# The Defenders (major spoilers ahead)



## Ihe (Aug 19, 2017)

I don't want to seem cynical or despairing, but why does everything I love keep being dismantled by showrunners who quite simply, suck?

With the newest incursion of Marvel to the small screen, add yet another disappointment to the list. Is it just me?

After a sorely lacking Iron Fist season, here comes the biggest TV ensemble story to date, where years of world-building, of 5 seasons of assorted characters, and of expectations, come crashing down, and where the creative team show they haven't learnt their lesson.

A few good moments (and they do have a few) do not save this series. The MCs' interactions are ok, and the different screen styles they bring with them merge adequately. But my goodness, how confused the writing team was. I'll start with conflict, which should be the focal point of any story, and should hold the most importance of any plot element.

They never really decide or care much who the main antagonist is. On paper, the Hand is the boogeyman--again (sigh...) except that they never really pose a compelling threat. They don't look like an extremely powerful global organisation with fingers in all pies. The writers never show the viewer why the Hand is to be feared, and as villains they are laughably inept on most occasions, even more so than during the other Marvel seasons, which is an absolute travesty, considering that this is the final showdown that everything's led up to. This was the time for the Hand to pull all the stops, in order to justify the Defenders coming together, but for some reason the enemy barely has a presence, much less a threatening one. They feel and act like a small organisation--almost like a band of friends, where their main leaders enter the fray on several occasions (yes, those immortal leaders that run a global empire feared by all, who have rocket launchers, grenades, supposed connections and astuteness cultivated for hundreds/thousands of years, but who act like small-time crooks and go to the frontlines without so much as a hint of a plan...).

The main "big bad" during the first stretch is Sigourney Weaver's character, and she does what she can with it, but she never feels like the main villain (too hands-off, even for a refined/aristocratic baddie), as there isn't a showcasing of actual power or authority or why/how she is the leader of one of the most ruthless organisations in Marvel (Madame Gao, as a henchwoman, still commands more respect, but is demoted in her role to make way for Weaver and a resurrected Elektra). Bringing back Bakuto also feels jarringly overwhelming (and makes no sense as he was a "minor" player in the Hand's schemes last we saw him) and doesn't add anything remotely "new" to the table, with his contributions being very minor--apart from a forgettable side conflict with Colleen. They also bring on board some asian dude (can't recall his name, and I JUST finished binge-watching the entire series in a single sitting, so that should tell you all you need to know about this guy's minute contributions as well). Apart from Gao, Sowande is the other Hand leader that gets to shine briefly when caught by the heroes, before dying too soon (and get this: he gets caught off-camera. Yes, one of the leaders of the ultimate organisation that's been antagonising our heroes for season upon season, caught off-camera by Luke Cage, and decapitated within 1-2 episodes. Get used to it, anti-climatic moments like this abound here).
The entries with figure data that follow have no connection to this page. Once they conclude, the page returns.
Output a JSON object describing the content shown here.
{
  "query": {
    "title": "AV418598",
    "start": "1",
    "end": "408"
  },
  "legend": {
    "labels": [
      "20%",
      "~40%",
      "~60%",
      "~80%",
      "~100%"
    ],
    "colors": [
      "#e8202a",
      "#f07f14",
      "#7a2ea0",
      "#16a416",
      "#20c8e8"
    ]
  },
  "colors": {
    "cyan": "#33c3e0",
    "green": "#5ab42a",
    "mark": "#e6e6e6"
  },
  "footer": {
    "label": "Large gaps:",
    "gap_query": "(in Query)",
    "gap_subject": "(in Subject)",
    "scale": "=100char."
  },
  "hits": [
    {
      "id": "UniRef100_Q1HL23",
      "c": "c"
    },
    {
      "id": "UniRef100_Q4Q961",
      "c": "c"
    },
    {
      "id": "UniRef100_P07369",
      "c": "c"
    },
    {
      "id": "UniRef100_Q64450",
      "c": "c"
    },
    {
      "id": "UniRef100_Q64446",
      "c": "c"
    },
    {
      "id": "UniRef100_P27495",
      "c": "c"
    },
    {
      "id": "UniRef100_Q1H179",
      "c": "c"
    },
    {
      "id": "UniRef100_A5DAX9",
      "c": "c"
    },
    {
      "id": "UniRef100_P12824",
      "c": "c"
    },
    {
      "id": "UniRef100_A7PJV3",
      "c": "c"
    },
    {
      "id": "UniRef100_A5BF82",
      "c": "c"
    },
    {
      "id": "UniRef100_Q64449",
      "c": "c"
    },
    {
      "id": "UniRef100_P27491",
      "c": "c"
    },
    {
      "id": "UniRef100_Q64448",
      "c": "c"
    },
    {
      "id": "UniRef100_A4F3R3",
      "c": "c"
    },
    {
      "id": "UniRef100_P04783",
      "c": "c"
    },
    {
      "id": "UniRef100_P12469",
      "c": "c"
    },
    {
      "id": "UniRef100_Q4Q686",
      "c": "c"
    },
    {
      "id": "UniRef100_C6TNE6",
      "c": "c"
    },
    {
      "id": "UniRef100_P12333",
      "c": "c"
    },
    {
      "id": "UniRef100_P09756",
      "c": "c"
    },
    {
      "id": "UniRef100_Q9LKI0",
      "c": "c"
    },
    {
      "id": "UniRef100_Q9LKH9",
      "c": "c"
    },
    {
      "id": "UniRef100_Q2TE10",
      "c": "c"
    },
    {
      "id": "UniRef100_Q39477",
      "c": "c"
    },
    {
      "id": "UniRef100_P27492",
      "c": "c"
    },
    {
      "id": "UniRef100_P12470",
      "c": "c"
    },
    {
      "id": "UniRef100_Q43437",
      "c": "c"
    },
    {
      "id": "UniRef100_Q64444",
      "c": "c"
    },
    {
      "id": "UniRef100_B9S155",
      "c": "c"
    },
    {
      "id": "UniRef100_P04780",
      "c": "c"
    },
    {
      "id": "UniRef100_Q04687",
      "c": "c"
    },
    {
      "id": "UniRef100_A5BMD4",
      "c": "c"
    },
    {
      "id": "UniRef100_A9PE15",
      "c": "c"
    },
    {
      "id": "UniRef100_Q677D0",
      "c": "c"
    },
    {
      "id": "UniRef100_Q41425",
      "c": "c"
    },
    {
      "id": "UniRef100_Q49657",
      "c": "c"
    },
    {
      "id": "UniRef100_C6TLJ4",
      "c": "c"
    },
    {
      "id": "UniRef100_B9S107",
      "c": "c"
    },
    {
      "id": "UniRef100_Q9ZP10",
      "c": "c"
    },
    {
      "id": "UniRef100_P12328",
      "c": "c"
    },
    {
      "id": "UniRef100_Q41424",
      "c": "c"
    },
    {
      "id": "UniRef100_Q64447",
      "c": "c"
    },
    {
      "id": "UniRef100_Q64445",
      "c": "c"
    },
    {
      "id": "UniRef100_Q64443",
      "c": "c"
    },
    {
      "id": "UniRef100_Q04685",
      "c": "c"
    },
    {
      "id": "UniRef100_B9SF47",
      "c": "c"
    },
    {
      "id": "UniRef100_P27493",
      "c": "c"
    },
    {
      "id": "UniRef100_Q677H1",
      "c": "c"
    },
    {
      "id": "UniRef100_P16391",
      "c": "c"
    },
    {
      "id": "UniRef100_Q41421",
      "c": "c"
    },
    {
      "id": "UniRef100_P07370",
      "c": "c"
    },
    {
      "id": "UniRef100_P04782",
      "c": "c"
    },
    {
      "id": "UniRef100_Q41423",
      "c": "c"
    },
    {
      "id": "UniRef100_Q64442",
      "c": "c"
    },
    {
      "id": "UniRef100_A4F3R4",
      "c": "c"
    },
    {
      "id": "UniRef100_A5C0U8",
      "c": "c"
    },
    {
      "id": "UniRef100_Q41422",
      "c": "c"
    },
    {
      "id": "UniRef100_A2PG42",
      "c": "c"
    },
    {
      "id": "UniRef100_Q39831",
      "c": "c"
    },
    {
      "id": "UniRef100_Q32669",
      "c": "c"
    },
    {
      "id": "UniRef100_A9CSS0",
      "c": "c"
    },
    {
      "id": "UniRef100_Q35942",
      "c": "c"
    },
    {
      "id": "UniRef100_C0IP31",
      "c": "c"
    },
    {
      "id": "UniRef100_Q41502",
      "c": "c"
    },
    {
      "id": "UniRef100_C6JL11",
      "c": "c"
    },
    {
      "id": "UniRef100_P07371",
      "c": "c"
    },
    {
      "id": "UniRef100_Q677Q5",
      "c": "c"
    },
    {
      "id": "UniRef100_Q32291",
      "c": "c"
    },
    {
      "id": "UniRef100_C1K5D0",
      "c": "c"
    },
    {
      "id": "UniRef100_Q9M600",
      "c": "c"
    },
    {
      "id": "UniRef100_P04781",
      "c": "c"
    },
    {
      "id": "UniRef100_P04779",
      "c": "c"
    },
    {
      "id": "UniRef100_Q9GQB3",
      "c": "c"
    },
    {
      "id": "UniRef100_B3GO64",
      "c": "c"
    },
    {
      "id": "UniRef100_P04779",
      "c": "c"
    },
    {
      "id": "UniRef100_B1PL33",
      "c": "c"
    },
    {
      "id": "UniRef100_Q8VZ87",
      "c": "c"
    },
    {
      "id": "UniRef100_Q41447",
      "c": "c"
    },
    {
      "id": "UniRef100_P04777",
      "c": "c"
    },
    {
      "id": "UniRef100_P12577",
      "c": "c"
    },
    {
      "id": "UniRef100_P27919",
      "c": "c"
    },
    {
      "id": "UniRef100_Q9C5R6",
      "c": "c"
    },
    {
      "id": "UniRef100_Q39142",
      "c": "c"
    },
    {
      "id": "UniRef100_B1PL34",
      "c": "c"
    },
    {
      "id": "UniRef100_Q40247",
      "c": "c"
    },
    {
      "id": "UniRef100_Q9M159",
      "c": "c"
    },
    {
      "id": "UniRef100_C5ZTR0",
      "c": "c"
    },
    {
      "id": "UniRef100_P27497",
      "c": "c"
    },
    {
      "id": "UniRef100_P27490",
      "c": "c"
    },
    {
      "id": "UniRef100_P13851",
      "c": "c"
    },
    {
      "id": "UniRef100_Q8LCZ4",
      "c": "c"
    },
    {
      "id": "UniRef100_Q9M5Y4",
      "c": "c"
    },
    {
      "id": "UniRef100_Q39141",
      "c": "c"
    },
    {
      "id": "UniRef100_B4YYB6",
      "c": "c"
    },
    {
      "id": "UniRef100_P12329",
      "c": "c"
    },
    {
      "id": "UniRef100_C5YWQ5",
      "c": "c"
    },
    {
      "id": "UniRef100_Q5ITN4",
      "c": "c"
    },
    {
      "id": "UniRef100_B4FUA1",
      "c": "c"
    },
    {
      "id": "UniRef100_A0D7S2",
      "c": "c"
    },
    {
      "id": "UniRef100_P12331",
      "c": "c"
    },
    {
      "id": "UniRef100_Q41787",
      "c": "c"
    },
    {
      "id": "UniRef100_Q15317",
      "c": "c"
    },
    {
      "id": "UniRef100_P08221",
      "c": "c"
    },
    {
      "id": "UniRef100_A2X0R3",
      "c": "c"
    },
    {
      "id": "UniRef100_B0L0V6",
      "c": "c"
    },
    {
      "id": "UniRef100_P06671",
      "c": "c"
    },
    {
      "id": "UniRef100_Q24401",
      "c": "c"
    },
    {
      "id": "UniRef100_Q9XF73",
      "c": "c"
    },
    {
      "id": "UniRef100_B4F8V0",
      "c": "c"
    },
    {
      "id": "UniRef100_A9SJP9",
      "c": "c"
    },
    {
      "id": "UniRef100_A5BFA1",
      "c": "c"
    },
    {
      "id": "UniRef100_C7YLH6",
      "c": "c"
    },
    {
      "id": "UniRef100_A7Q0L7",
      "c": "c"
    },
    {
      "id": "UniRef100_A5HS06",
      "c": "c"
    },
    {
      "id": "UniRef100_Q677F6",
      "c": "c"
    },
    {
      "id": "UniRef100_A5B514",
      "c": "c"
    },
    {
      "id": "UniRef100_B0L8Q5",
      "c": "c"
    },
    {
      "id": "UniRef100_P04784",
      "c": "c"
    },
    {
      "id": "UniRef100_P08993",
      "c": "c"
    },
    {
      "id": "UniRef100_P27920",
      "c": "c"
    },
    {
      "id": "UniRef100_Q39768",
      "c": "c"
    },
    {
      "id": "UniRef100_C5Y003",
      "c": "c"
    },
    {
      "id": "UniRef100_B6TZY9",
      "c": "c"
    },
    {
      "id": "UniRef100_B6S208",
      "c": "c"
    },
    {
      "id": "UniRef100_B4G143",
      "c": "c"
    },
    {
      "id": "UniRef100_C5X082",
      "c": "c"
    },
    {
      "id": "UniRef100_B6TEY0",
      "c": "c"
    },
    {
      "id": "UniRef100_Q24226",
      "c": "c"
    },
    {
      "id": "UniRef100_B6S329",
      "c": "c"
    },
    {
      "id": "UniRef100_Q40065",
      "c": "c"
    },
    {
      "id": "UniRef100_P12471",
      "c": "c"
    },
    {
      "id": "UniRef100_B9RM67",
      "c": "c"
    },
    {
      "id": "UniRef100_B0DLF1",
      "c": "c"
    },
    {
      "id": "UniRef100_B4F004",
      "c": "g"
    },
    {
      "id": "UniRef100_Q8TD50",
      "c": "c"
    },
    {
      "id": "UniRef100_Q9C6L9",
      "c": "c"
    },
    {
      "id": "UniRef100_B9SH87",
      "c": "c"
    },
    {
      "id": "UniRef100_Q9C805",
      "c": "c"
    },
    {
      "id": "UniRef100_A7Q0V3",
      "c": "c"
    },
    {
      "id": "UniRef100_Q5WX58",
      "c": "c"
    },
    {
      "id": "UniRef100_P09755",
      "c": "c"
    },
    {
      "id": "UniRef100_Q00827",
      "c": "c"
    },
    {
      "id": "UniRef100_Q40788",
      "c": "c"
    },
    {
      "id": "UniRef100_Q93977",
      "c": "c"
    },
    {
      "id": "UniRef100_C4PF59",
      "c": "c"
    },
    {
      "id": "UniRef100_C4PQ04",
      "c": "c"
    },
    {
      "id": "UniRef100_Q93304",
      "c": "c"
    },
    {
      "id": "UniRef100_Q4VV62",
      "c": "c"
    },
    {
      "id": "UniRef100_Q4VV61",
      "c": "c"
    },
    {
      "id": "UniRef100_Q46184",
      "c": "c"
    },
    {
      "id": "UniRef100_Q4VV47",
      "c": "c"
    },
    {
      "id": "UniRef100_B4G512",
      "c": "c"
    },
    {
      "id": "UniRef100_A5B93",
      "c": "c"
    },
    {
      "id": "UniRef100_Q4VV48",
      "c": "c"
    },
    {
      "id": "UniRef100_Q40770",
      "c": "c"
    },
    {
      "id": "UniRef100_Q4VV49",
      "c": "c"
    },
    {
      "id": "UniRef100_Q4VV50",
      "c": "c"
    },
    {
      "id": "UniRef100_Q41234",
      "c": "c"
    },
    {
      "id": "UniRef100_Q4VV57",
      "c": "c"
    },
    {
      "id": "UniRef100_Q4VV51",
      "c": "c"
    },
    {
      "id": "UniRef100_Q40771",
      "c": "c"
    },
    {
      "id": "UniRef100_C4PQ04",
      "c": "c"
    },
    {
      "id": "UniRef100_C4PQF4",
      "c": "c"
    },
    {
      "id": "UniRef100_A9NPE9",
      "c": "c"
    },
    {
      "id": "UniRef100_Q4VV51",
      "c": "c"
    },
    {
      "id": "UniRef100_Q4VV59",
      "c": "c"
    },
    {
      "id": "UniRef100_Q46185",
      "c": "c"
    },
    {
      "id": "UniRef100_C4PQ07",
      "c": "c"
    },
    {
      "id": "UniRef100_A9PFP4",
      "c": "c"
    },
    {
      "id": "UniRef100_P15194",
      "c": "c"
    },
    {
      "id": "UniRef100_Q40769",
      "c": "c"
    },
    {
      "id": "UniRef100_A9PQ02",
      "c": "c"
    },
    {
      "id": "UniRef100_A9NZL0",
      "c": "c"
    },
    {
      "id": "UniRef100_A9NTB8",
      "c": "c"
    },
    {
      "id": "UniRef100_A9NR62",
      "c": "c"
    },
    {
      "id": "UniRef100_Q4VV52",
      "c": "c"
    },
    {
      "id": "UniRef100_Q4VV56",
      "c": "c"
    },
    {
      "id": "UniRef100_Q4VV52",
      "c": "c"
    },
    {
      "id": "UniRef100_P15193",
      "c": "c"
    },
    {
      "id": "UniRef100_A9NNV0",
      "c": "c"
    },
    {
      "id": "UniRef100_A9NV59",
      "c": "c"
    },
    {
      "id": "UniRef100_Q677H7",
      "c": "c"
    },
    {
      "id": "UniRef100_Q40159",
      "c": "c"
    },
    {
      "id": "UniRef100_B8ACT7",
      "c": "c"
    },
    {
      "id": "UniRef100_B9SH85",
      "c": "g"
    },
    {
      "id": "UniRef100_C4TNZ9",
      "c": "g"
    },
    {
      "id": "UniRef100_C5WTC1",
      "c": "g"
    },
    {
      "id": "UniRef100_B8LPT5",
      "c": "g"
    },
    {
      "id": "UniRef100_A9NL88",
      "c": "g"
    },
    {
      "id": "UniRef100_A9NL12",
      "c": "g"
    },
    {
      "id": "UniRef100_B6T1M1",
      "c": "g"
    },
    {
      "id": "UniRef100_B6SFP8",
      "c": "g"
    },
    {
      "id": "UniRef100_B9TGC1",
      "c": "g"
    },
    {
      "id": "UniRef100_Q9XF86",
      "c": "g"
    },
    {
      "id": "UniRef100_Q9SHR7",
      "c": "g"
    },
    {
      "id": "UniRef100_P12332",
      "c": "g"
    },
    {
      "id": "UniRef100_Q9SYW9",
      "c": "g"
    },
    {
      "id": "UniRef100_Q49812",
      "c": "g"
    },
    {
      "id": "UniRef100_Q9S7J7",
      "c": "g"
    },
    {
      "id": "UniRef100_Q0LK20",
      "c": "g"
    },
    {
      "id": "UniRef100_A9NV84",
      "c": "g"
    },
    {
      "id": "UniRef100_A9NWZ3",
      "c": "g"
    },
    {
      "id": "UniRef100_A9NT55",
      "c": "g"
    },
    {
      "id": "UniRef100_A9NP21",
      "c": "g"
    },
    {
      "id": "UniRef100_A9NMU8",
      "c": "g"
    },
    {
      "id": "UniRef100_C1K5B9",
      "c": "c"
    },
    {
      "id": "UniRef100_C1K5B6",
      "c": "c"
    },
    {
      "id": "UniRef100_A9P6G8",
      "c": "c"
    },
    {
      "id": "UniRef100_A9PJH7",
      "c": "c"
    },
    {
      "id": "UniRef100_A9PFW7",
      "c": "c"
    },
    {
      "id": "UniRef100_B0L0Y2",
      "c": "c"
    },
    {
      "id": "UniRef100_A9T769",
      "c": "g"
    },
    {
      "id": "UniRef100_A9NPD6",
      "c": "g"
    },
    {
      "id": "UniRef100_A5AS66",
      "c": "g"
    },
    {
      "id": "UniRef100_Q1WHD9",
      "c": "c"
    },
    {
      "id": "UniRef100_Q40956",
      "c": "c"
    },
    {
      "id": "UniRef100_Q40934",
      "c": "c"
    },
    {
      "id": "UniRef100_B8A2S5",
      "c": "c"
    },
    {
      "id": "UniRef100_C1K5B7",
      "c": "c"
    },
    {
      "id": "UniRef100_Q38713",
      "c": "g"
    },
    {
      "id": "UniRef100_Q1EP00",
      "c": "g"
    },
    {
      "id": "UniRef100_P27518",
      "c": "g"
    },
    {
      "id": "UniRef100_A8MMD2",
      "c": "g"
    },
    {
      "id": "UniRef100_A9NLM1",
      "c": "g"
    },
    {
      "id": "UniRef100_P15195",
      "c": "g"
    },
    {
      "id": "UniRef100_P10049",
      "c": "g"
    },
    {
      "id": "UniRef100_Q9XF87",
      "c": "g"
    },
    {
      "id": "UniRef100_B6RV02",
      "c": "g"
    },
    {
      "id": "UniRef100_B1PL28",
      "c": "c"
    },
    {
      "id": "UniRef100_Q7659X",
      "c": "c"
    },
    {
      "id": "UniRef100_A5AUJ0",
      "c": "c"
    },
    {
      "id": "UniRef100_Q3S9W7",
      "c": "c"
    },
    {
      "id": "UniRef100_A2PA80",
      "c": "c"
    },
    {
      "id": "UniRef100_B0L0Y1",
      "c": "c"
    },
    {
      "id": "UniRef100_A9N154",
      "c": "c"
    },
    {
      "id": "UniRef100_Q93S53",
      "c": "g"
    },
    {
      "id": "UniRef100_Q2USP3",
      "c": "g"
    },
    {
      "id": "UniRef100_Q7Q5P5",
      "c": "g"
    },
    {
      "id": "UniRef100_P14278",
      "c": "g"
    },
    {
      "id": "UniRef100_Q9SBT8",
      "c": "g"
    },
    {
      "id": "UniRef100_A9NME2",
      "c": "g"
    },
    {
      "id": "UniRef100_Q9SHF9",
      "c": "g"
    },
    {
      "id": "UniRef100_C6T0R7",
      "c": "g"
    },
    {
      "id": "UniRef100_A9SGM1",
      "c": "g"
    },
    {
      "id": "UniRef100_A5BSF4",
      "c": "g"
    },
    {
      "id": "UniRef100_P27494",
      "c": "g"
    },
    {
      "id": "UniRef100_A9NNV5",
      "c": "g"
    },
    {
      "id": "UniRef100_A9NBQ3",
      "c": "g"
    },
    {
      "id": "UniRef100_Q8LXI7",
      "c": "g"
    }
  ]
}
Finally, all of the nameless goons provide nothing but filler, and there are no upper-level henchmen that could transition conflict and build the sense of threat by the Hand leaders when they finally show (and they are shown pretty soon, robbing the Hand of any potential tension--the reveals would've been underwhelming anyways, I guess). There are too many meaningless confrontations sprinkled here and there with main Hand baddies, so there's nothing to really look forward to nearing the end.There is no build to ANY confrontation in the show, and that is the main issue. I wasn't waiting for a confrontation. I was hoping to get it over with, mainly because the fight scenes were, for the most part, bad. The final showdown runs too long, is badly-executed, and gives us NOTHING we haven't been already shown in previous episodes. Anyways, off to other bits.

Next: supporting cast. The treatment of the side characters was dreadful. They bring them all together, put them in a room, and practically forget about them. They do not contribute in any way to anything (Foggy a little bit). Colleen gets in the way of the plot more than anything, specially with her re-hashed internal conflict and her boring rivalry with Bakuto--yet another reason why Bakuto feels off as a Hand leader, being that his main opponent is not one of the MCs). The plot would've been exactly the same without any of them there. And for some reason Claire is still right in the middle of everything. And I officially dislike her now because of this.

Finally, structure: there isn't any. There is no symmetry. Daredevil and Iron Fist get clearly much bigger parts in this story than Jessica and Luke, with Claire and Coleen somehow hitching a ride with the MCs while the other side characters get, well, sidelined entirely. Colleen's side-conflict felt specially off throughout the season, and ruined momentum during the final showdown. All of this overall imbalance only worsens as the season progresses.

There is too much back-and-forth scene-hopping that doesn't give the proper time and respect scenes need to mature and to matter, so the whole thing feels superficial and hurried. They didn't have enough episodes to flesh out a reasonable plot. And the plot they did come up with sucked. I'm not willing to go into that nightmare, but it basically falls apart near the end. There are too many plotholes, and addressing them might just kill me.

I'll stop here, despite having a lot more to say. I've just finished it and I'm a bit hot-headed. I'm so desperate to love the Defenders that even now I try to rationalise the showrunners' decisions, with little success. This series has failed as a storytelling experience.


----------